Thursday, May 15, 2008

The "Voyeurism" Trilogy

I find it interesting that in 1960 three of the greatest filmmakers of the 20th century all chose, independently of one another, to make films that dealt with voyeurism and that reflected directly on the voyeurism inherent in watching films. All three films deliberately place the audience in a place they're obviously not supposed to be, watching something private that they're obviously not supposed to see -- usually through a window.

Michael Powell made "Peeping Tom."

Alfred Hitchcock made "Psycho."

Fritz Lang made "The Thousand Eyes of Dr. Mabuse" ("Die Tausend Augen des Doktor Mabuse").

"Peeping Tom" is about a young man who works for a London film studio by day but makes his own little private independent films in his spare time. His father was a behavioral psychologist who used our hero (or anti-hero) as a test subject when he was a lad. Daddy would pop into Junior's room at midnight, throw a snake in the bed with him and film his reactions. Now that Junior is all grown up, he is killing women and filming them as he kills them. This film also is one of very few screen appearance of Moira Shearer other than Powell's "The Red Shoes."

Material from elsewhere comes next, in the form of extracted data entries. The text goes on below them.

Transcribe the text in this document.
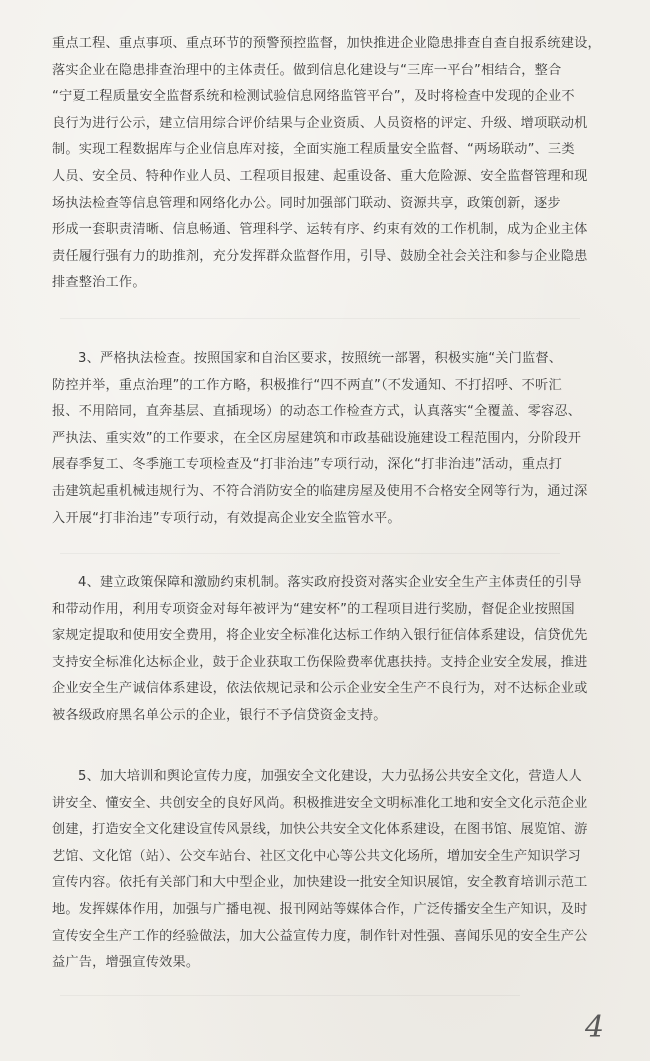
重点工程、重点事项、重点环节的预警预控监督，加快推进企业隐患排查自查自报系统建设，
落实企业在隐患排查治理中的主体责任。做到信息化建设与“三库一平台”相结合，整合
“宁夏工程质量安全监督系统和检测试验信息网络监管平台”，及时将检查中发现的企业不
良行为进行公示，建立信用综合评价结果与企业资质、人员资格的评定、升级、增项联动机
制。实现工程数据库与企业信息库对接，全面实施工程质量安全监督、“两场联动”、三类
人员、安全员、特种作业人员、工程项目报建、起重设备、重大危险源、安全监督管理和现
场执法检查等信息管理和网络化办公。同时加强部门联动、资源共享，政策创新，逐步
形成一套职责清晰、信息畅通、管理科学、运转有序、约束有效的工作机制，成为企业主体
责任履行强有力的助推剂，充分发挥群众监督作用，引导、鼓励全社会关注和参与企业隐患
排查整治工作。
3、严格执法检查。按照国家和自治区要求，按照统一部署，积极实施“关门监督、
防控并举，重点治理”的工作方略，积极推行“四不两直”（不发通知、不打招呼、不听汇
报、不用陪同，直奔基层、直插现场）的动态工作检查方式，认真落实“全覆盖、零容忍、
严执法、重实效”的工作要求，在全区房屋建筑和市政基础设施建设工程范围内，分阶段开
展春季复工、冬季施工专项检查及“打非治违”专项行动，深化“打非治违”活动，重点打
击建筑起重机械违规行为、不符合消防安全的临建房屋及使用不合格安全网等行为，通过深
入开展“打非治违”专项行动，有效提高企业安全监管水平。
4、建立政策保障和激励约束机制。落实政府投资对落实企业安全生产主体责任的引导
和带动作用，利用专项资金对每年被评为“建安杯”的工程项目进行奖励，督促企业按照国
家规定提取和使用安全费用，将企业安全标准化达标工作纳入银行征信体系建设，信贷优先
支持安全标准化达标企业，鼓于企业获取工伤保险费率优惠扶持。支持企业安全发展，推进
企业安全生产诚信体系建设，依法依规记录和公示企业安全生产不良行为，对不达标企业或
被各级政府黑名单公示的企业，银行不予信贷资金支持。
5、加大培训和舆论宣传力度，加强安全文化建设，大力弘扬公共安全文化，营造人人
讲安全、懂安全、共创安全的良好风尚。积极推进安全文明标准化工地和安全文化示范企业
创建，打造安全文化建设宣传风景线，加快公共安全文化体系建设，在图书馆、展览馆、游
艺馆、文化馆（站）、公交车站台、社区文化中心等公共文化场所，增加安全生产知识学习
宣传内容。依托有关部门和大中型企业，加快建设一批安全知识展馆，安全教育培训示范工
地。发挥媒体作用，加强与广播电视、报刊网站等媒体合作，广泛传播安全生产知识，及时
宣传安全生产工作的经验做法，加大公益宣传力度，制作针对性强、喜闻乐见的安全生产公
益广告，增强宣传效果。
4
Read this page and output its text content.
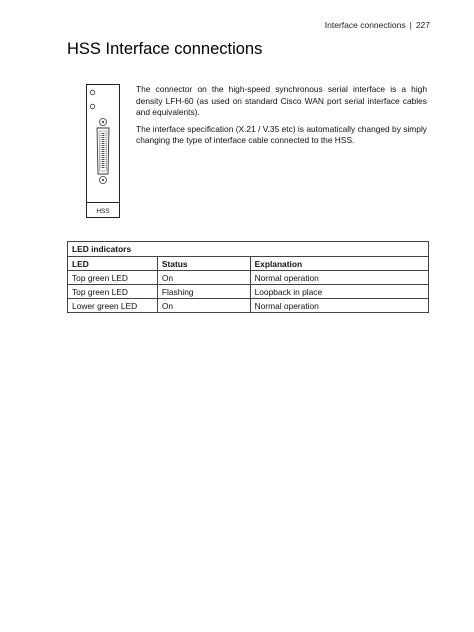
Interface connections | 227
HSS Interface connections
HSS

The connector on the high-speed synchronous serial interface is a high density LFH-60 (as used on standard Cisco WAN port serial interface cables and equivalents).

The interface specification (X.21 / V.35 etc) is automatically changed by simply changing the type of interface cable connected to the HSS.

LED indicators		
LED	Status	Explanation
Top green LED	On	Normal operation
Top green LED	Flashing	Loopback in place
Lower green LED	On	Normal operation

"Psycho" was based loosely on the true story of Ed Gein, the serial killer on whom
another movie also was based -- "Texas Chainsaw Massacre". The film opens with the camera panning across a city skyline, stopping at one building and then moving in toward a window. The audience sees a man and a woman putting their clothes on, apparently having just been intimate with each other. From this audience-as-voyeur starting point, characters peek at each other through windows or holes in walls, and, as at the beginning, the audience is often placed in the role of voyeur, with the camera peeking through a window or a hole or a crack.

"1,000 Eyes of Dr. Mabuse" was the last film that Fritz Lang made. It was also the first film he had made in Germany since the 1930s. And it was also the final chapter in his own series of films regarding Dr. Mabuse. The original silent serial, "Dr. Mabuse, der Spieler" ("Dr. Mabuse the Gambler") was about a criminal genius who constantly managed to stay one step ahead of the police who were on his trail (and, as such, owed a debt to Feuillade's serials "Les Vampires" and "Fantômas"). In the sequel, "The Testament of Dr. Mabuse," Mabuse is locked safely in an asylum, but crimes in his style are occurring in the area surrounding the asylum. "Testament" is very visually and aurally striking in an "Eraserhead" kind of way. By 1960, Mabuse is, of course, long dead, but his influence seems to live again. As with "Psycho," the hero of our story and the audience are placed in the role of voyeur through the use of two-way mirrors and hidden cameras.

So why voyeurism? And why 1960? Is it purely coincidence, or was there some global (or European) event in the late 1950s that made all three independently decide to make films that did not just incorporate voyeurism into the plot, but also placed the audience in the role of voyeur? All three seem to have recognized the window as a metaphor for the movie screen -- something that stands between the viewer and that which he is viewing, something that allows him to see clearly while remaining safe from having to interact with those whom he is watching. And they all seem to have enjoyed the irony of an audience watching someone who is watching someone else. But why all three directors came up with these ideas in the same year is a mystery to me.

"Peeping Tom" unnerved people thoroughly, critics in particular. The critical reaction to "Peeping Tom" was so violent that Michael Powell retired from filmmaking. When "Psycho" was set for release in England shortly after "Peeping Tom," Hitchcock refused to allow any advance screenings for the critics. When asked why, he reportedly said something like, "I saw what happened to Mickey Powell, and they're not going to have the chance to do the same to me."

So there's your "triple feature" recommendation from your Uncle Billy.